The real long way
around the barn.
WE ONLY KNOW ONE WAY.
Whether we’re working with newly sawn or antique wood, we apply the same scrutiny in selection and time-honed craft in production. We are passionate about finding and reclaiming material that’s seen another time. Because each unique board or beam holds an expansive story of a place and a time that didn’t happen anywhere else. And it’s just waiting for us to unlock its secret. It takes more work, but it’s the only way to make something for you that no one else can have.
We're constantly scouring the country for beautiful structures made of wood that otherwise would be torn down or left to ruin. Our mission is to shape these materials into products for your home where they begin their new life as future heirlooms.
Once the old structures are dismantled into beams and boards, we use our hands, our eyes, and hand-held metal detectors to identify any metal fasteners in the wood. It's an arduous process, but by hand is the only fully effective way.
Next we set to work with a hammer, chisel, nail removers and the occasional torch to get all the nails, bolts and screws out of the boards. Sometimes all three types of fasteners can be found in the same piece of wood. The all need to be removed as saw blades typically only want to cut wood.
Reclaimed wood and newly sawn wood both spend time in the kiln, which acts like a convection oven to reduce the moisture level of the wood. This process also rids the materials of infestation and fungus that may be present, but cannot be seen with the naked eye.

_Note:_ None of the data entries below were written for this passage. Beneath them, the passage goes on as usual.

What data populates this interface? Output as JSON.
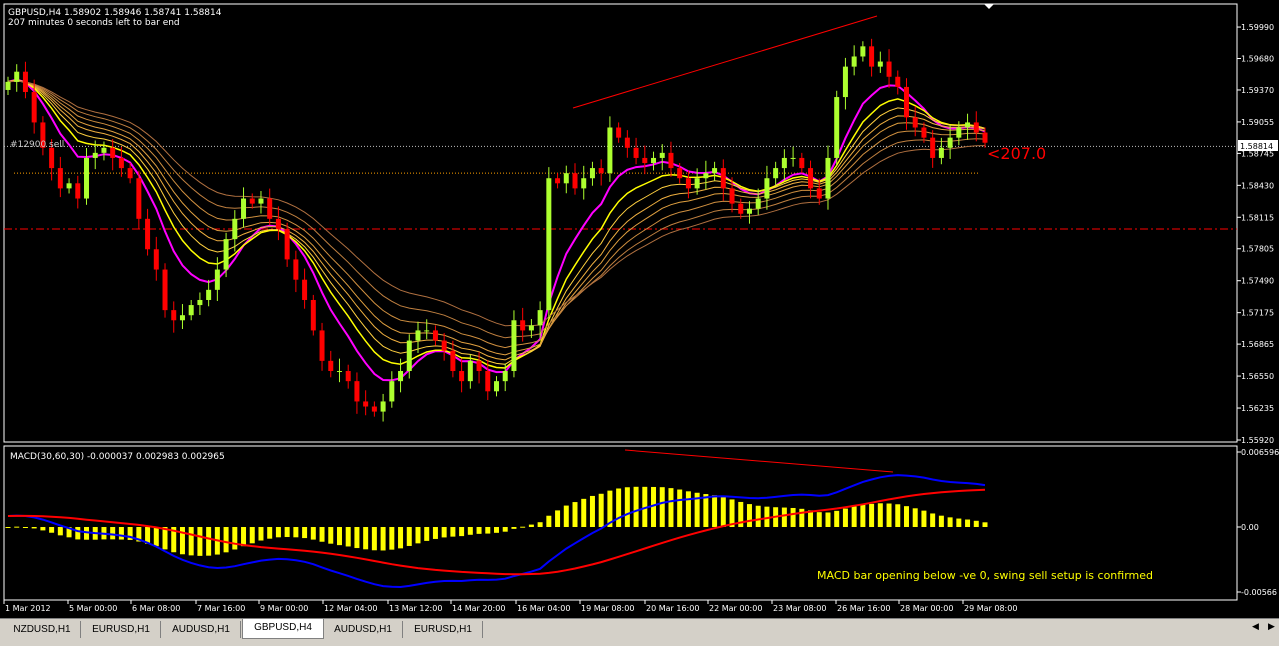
{
  "header": {
    "symbol_line": "GBPUSD,H4  1.58902 1.58946 1.58741 1.58814",
    "timer": "207 minutes 0 seconds left to bar end",
    "sell_label": "#12900 sell"
  },
  "price_axis": {
    "ticks": [
      "1.59990",
      "1.59680",
      "1.59370",
      "1.59055",
      "1.58745",
      "1.58430",
      "1.58115",
      "1.57805",
      "1.57490",
      "1.57175",
      "1.56865",
      "1.56550",
      "1.56235",
      "1.55920"
    ],
    "current_price": "1.58814"
  },
  "annotation_price": "<207.0",
  "macd": {
    "label": "MACD(30,60,30) -0.000037 0.002983 0.002965",
    "ticks": [
      "0.006596",
      "0.00",
      "-0.00566"
    ],
    "note": "MACD bar opening below -ve 0, swing sell setup is confirmed"
  },
  "time_axis": [
    "1 Mar 2012",
    "5 Mar 00:00",
    "6 Mar 08:00",
    "7 Mar 16:00",
    "9 Mar 00:00",
    "12 Mar 04:00",
    "13 Mar 12:00",
    "14 Mar 20:00",
    "16 Mar 04:00",
    "19 Mar 08:00",
    "20 Mar 16:00",
    "22 Mar 00:00",
    "23 Mar 08:00",
    "26 Mar 16:00",
    "28 Mar 00:00",
    "29 Mar 08:00"
  ],
  "tabs": [
    {
      "label": "NZDUSD,H1",
      "active": false
    },
    {
      "label": "EURUSD,H1",
      "active": false
    },
    {
      "label": "AUDUSD,H1",
      "active": false
    },
    {
      "label": "GBPUSD,H4",
      "active": true
    },
    {
      "label": "AUDUSD,H1",
      "active": false
    },
    {
      "label": "EURUSD,H1",
      "active": false
    }
  ],
  "colors": {
    "bull": "#adff2f",
    "bear": "#ff0000",
    "ma_magenta": "#ff00ff",
    "ma_yellow": "#ffff00",
    "ma_orange": "#ffa040",
    "macd_hist": "#ffff00",
    "macd_line": "#0000ff",
    "signal_line": "#ff0000",
    "note_text": "#ffff00",
    "grid_text": "#ffffff"
  },
  "chart_data": {
    "type": "candlestick",
    "symbol": "GBPUSD",
    "timeframe": "H4",
    "x_categories": [
      "1 Mar 2012",
      "5 Mar 00:00",
      "6 Mar 08:00",
      "7 Mar 16:00",
      "9 Mar 00:00",
      "12 Mar 04:00",
      "13 Mar 12:00",
      "14 Mar 20:00",
      "16 Mar 04:00",
      "19 Mar 08:00",
      "20 Mar 16:00",
      "22 Mar 00:00",
      "23 Mar 08:00",
      "26 Mar 16:00",
      "28 Mar 00:00",
      "29 Mar 08:00"
    ],
    "ylim": [
      1.5592,
      1.6003
    ],
    "closes": [
      1.5945,
      1.5955,
      1.5935,
      1.5905,
      1.588,
      1.586,
      1.584,
      1.5845,
      1.583,
      1.587,
      1.5875,
      1.588,
      1.587,
      1.586,
      1.585,
      1.581,
      1.578,
      1.576,
      1.572,
      1.571,
      1.5715,
      1.5725,
      1.573,
      1.574,
      1.576,
      1.579,
      1.581,
      1.583,
      1.5825,
      1.583,
      1.581,
      1.58,
      1.577,
      1.575,
      1.573,
      1.57,
      1.567,
      1.566,
      1.566,
      1.565,
      1.563,
      1.5625,
      1.562,
      1.563,
      1.565,
      1.566,
      1.569,
      1.57,
      1.57,
      1.569,
      1.568,
      1.566,
      1.565,
      1.567,
      1.566,
      1.564,
      1.565,
      1.566,
      1.571,
      1.57,
      1.5705,
      1.572,
      1.585,
      1.5845,
      1.5855,
      1.584,
      1.585,
      1.586,
      1.5855,
      1.59,
      1.589,
      1.588,
      1.587,
      1.5865,
      1.587,
      1.5875,
      1.586,
      1.585,
      1.584,
      1.585,
      1.5855,
      1.586,
      1.584,
      1.5825,
      1.5815,
      1.582,
      1.583,
      1.585,
      1.586,
      1.587,
      1.587,
      1.586,
      1.584,
      1.583,
      1.587,
      1.593,
      1.596,
      1.597,
      1.598,
      1.596,
      1.5965,
      1.595,
      1.594,
      1.591,
      1.59,
      1.589,
      1.587,
      1.588,
      1.589,
      1.59,
      1.5905,
      1.5895,
      1.5885
    ],
    "horizontal_lines": {
      "dotted_white": 1.58814,
      "dashed_red": 1.58,
      "dotted_yellow": 1.5855
    },
    "macd": {
      "params": "30,60,30",
      "ylim": [
        -0.00566,
        0.006596
      ],
      "last_hist": -3.7e-05,
      "last_macd": 0.002983,
      "last_signal": 0.002965
    }
  }
}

Salvage material, once de-nailed, sometimes needs to be sawn to a new thickness before being processed into it's next stage of life. At the saw, this wood is "re-sawn" from a 2x or 3x piece of material or bigger beam, into a small dimension of thickness.

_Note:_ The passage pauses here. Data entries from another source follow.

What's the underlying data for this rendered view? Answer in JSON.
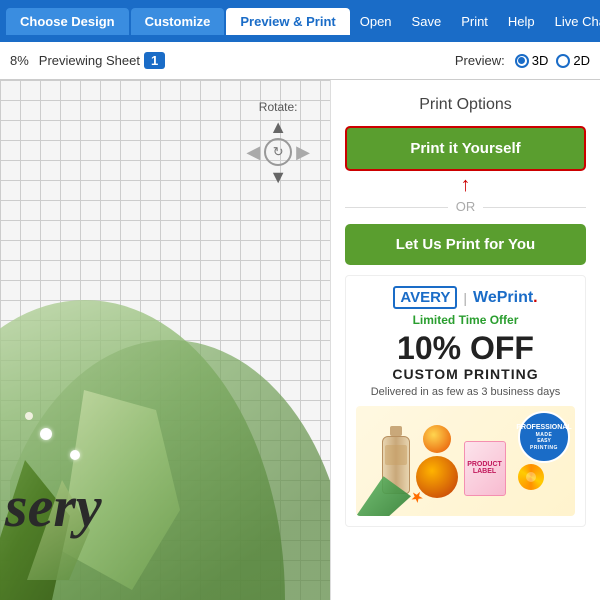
{
  "nav": {
    "tabs": [
      {
        "id": "choose-design",
        "label": "Choose Design",
        "active": false
      },
      {
        "id": "customize",
        "label": "Customize",
        "active": false
      },
      {
        "id": "preview-print",
        "label": "Preview & Print",
        "active": true
      }
    ],
    "links": [
      {
        "id": "open",
        "label": "Open"
      },
      {
        "id": "save",
        "label": "Save"
      },
      {
        "id": "print",
        "label": "Print"
      },
      {
        "id": "help",
        "label": "Help"
      },
      {
        "id": "live-chat",
        "label": "Live Chat"
      }
    ]
  },
  "toolbar": {
    "zoom_label": "8%",
    "previewing_label": "Previewing Sheet",
    "sheet_number": "1",
    "preview_label": "Preview:",
    "preview_3d": "3D",
    "preview_2d": "2D",
    "preview_selected": "3D"
  },
  "canvas": {
    "rotate_label": "Rotate:",
    "label_text": "sery"
  },
  "right_panel": {
    "print_options_title": "Print Options",
    "print_yourself_btn": "Print it Yourself",
    "or_text": "OR",
    "let_us_print_btn": "Let Us Print for You",
    "promo": {
      "avery_label": "AVERY",
      "weprint_label": "WePrint",
      "weprint_dot": ".",
      "limited_offer": "Limited Time Offer",
      "discount": "10% OFF",
      "custom_printing": "CUSTOM PRINTING",
      "delivery": "Delivered in as few as 3 business days",
      "badge_line1": "PROFESSIONAL",
      "badge_line2": "MADE",
      "badge_line3": "EASY",
      "badge_sub": "PRINTING"
    }
  }
}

After we de-nail, the reclaimed boards and the occasional set of new lumber enters the kiln. At this point in the process, whether the material is reclaimed or newly sawn, it is guided through a spiral-headed planer to make each board the correct, consistent thickness by cutting from the top and bottom.
Next, the boards are processed through the rip saw. The rip saw is collaborated to produce planks of a consistent width by cutting wood from both sides, producing a straight “BLANK".
The moulder is responsible for processing the wood into it's final dimensional, predominantly adding a tongue to one side, a groove to the other and finish milling to the top face along with relief cuts on the bottom of the floor board.
Moulded boards then move on to the cut phase. An up-cut saw is used to square up the ends and dispose of unusable material.
Once the ends are squared up the planks are tongue and grooved on the ends of the planks. This assists with installation and it eliminates the need for the installer to cut each plank on the ends to square them up.
Sand & Finish
For any pre-finished material, we fill voids larger than a 1/4" of an inch. We then potentially scrape or texture the material with wire-brushing. We then sand in order to apply the finish of your choice; water-based or hard wax oil.
Planks are grouped together in like widths, nested and fastened together with plastic straps. This makes it easier for shipping and off loading.
Local deliveries are made on our company truck. When shipping commercially and out of state, we bundle, strap, and wrap in cardboard & plastic to ship on custom built pallets. We take every precaution to ensure safe delivery.
With the help of our installation partners, our products begin their new life, and history continues.